The third story (yes, I promised two, but can’t stop now): The Google Power Meter., currently being tested by Google employees. These are smart devices you plug in all around the house, they will report back to the mothership and you get a nice dashboard aimed at helping you making the right energy choices.
I would certainly like to know just how “smart” they can be – any chance of bi-directional communication? I can’t help but remember the mail campaign from PG&E, my utility company. They are handing out $25 to anyone who allows them to install a smart thermostat free of charge. The catch? At times when consumption reaches peak levels, the utility company can remotely throttle back your air conditioner. So now you see why I’m hesitant about these Google electricity meters. Could they be switched from passive reporting to regulating one day?
The fourth story (gee, I really have to stop soon): An opinion piece on Bloomberg discusses how the health provisions slipped into the stimulus bill will effect every one of us in the US:
Your medical treatments will be tracked electronically by a federal system. Having electronic medical records at your fingertips, easily transferred to a hospital, is beneficial. It will help avoid duplicate tests and errors. But the bill goes further. One new bureaucracy, the National Coordinator of Health Information Technology, will monitor treatments to make sure your doctor is doing what the federal government deems appropriate and cost effective. The goal is to reduce costs and “guide” your doctor’s decisions (442, 446).
Ouch. I’m all for electronic medical records, but I don’t want them to be turned into a Big Brother function. And I don’t want a computer program to decide on my medical treatment. But I’ve just complained about the Sorry State of Health 2.0: neither Google Health nor Microsoft HealthVault are up to the job yet. I want them to get there, and I trust they will (at least one of them). I don’t want them to run my health care, just help me and my providers manage it – but fear of potential misuse won’t stop my desire for progrees.

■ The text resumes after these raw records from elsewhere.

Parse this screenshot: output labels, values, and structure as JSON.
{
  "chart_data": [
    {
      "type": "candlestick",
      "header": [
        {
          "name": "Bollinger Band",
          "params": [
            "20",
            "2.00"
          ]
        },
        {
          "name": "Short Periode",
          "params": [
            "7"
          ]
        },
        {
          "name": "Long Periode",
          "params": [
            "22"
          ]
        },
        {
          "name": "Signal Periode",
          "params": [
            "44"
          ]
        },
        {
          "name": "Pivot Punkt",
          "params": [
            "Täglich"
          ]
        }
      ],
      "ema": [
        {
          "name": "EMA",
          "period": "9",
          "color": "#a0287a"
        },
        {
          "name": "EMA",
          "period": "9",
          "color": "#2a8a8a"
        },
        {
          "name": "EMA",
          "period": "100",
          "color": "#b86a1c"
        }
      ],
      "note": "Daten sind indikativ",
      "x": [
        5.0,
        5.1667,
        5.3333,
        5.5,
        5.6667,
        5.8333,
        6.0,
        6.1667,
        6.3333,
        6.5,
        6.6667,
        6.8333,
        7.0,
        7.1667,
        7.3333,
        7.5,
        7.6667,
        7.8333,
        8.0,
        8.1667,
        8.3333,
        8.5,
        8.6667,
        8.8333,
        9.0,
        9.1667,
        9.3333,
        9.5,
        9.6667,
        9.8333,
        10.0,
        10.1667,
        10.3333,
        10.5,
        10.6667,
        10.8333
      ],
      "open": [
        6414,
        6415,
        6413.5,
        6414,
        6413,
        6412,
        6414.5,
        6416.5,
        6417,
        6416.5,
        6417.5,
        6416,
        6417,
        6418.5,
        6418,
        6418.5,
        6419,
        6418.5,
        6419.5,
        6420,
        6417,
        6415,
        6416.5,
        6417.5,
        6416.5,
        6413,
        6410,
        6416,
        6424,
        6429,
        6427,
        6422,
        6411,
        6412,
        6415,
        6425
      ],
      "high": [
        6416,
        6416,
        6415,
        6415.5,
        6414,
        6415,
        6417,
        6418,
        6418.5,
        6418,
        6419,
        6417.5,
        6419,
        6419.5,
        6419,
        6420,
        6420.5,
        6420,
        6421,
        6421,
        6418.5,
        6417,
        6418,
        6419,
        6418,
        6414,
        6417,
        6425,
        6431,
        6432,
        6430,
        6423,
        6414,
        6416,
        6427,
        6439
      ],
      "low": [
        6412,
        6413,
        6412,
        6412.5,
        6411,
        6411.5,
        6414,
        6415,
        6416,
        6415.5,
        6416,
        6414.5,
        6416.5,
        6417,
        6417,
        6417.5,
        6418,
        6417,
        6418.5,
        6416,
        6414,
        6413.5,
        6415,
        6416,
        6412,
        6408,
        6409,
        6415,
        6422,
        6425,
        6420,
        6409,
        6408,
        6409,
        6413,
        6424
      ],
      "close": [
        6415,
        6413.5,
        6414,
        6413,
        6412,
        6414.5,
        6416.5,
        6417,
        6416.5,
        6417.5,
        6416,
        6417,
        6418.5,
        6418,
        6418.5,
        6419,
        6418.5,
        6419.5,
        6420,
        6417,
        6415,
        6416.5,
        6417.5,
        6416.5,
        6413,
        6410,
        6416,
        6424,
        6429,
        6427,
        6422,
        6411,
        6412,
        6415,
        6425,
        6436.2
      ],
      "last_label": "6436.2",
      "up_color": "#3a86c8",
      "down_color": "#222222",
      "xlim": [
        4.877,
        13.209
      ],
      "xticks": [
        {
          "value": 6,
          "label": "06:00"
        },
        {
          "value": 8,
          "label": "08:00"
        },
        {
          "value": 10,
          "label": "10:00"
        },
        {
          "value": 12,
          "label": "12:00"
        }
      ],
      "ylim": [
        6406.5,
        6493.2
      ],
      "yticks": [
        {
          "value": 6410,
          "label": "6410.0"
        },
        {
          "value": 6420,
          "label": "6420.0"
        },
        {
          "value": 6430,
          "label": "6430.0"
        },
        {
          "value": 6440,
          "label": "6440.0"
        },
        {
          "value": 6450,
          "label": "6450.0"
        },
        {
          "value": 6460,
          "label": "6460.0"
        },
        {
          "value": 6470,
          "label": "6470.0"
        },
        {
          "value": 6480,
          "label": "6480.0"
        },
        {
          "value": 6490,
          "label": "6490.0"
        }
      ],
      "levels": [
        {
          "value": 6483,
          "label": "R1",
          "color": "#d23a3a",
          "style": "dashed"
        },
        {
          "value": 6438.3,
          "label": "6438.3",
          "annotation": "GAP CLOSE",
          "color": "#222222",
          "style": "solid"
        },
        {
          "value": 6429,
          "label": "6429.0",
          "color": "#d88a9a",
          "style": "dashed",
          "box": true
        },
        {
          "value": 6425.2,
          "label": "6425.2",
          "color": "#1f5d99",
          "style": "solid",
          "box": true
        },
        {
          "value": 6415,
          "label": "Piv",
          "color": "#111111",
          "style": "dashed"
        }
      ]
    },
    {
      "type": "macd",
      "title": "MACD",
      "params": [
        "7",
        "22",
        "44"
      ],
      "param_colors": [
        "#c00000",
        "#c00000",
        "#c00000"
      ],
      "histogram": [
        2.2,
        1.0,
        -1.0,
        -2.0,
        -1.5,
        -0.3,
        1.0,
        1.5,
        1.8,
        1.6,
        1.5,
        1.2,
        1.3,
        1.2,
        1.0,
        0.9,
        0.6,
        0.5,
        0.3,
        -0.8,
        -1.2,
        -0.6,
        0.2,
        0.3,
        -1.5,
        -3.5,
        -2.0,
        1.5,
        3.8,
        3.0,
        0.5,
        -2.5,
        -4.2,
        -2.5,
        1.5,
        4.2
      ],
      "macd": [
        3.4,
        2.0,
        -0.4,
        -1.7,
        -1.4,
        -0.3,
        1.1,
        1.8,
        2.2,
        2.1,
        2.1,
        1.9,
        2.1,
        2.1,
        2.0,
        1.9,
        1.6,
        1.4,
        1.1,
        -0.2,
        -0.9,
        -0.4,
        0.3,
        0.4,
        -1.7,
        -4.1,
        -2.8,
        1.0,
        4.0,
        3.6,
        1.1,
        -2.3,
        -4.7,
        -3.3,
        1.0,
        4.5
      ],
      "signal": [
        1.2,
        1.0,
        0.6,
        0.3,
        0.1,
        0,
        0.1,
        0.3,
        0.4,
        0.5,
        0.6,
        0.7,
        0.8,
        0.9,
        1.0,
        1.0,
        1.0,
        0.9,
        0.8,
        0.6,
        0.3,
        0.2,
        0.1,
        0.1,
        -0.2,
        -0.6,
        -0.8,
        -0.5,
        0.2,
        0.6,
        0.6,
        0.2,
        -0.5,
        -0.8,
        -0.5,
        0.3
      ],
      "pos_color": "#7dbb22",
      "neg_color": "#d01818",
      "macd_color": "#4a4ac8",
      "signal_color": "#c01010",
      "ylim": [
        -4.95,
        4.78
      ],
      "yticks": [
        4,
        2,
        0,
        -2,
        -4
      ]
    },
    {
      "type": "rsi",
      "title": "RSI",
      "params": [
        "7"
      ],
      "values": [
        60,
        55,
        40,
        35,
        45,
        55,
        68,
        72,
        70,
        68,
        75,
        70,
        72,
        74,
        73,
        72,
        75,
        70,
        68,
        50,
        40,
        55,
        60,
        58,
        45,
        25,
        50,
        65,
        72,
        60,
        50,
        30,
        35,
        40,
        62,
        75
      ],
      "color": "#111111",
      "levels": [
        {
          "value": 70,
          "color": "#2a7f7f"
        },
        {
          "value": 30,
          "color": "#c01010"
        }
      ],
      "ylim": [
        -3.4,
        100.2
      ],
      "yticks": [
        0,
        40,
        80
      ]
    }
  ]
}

Do you see the trend here? Google is unstoppable. They want to manage all data, but our life is increasingly all about data and what we do with it. The former Borg in Redmond is now a toothless veteran, slowly dwindling away – Google is the New Borg. Resistance is futile. We’re being assimilated. And we like it. Enjoy the video: (better quality if you click through)
Update: It happened. Google Maps passed Mapquest.
Update: It happened, too: Gmail passed AOL mail. (AOL, what?)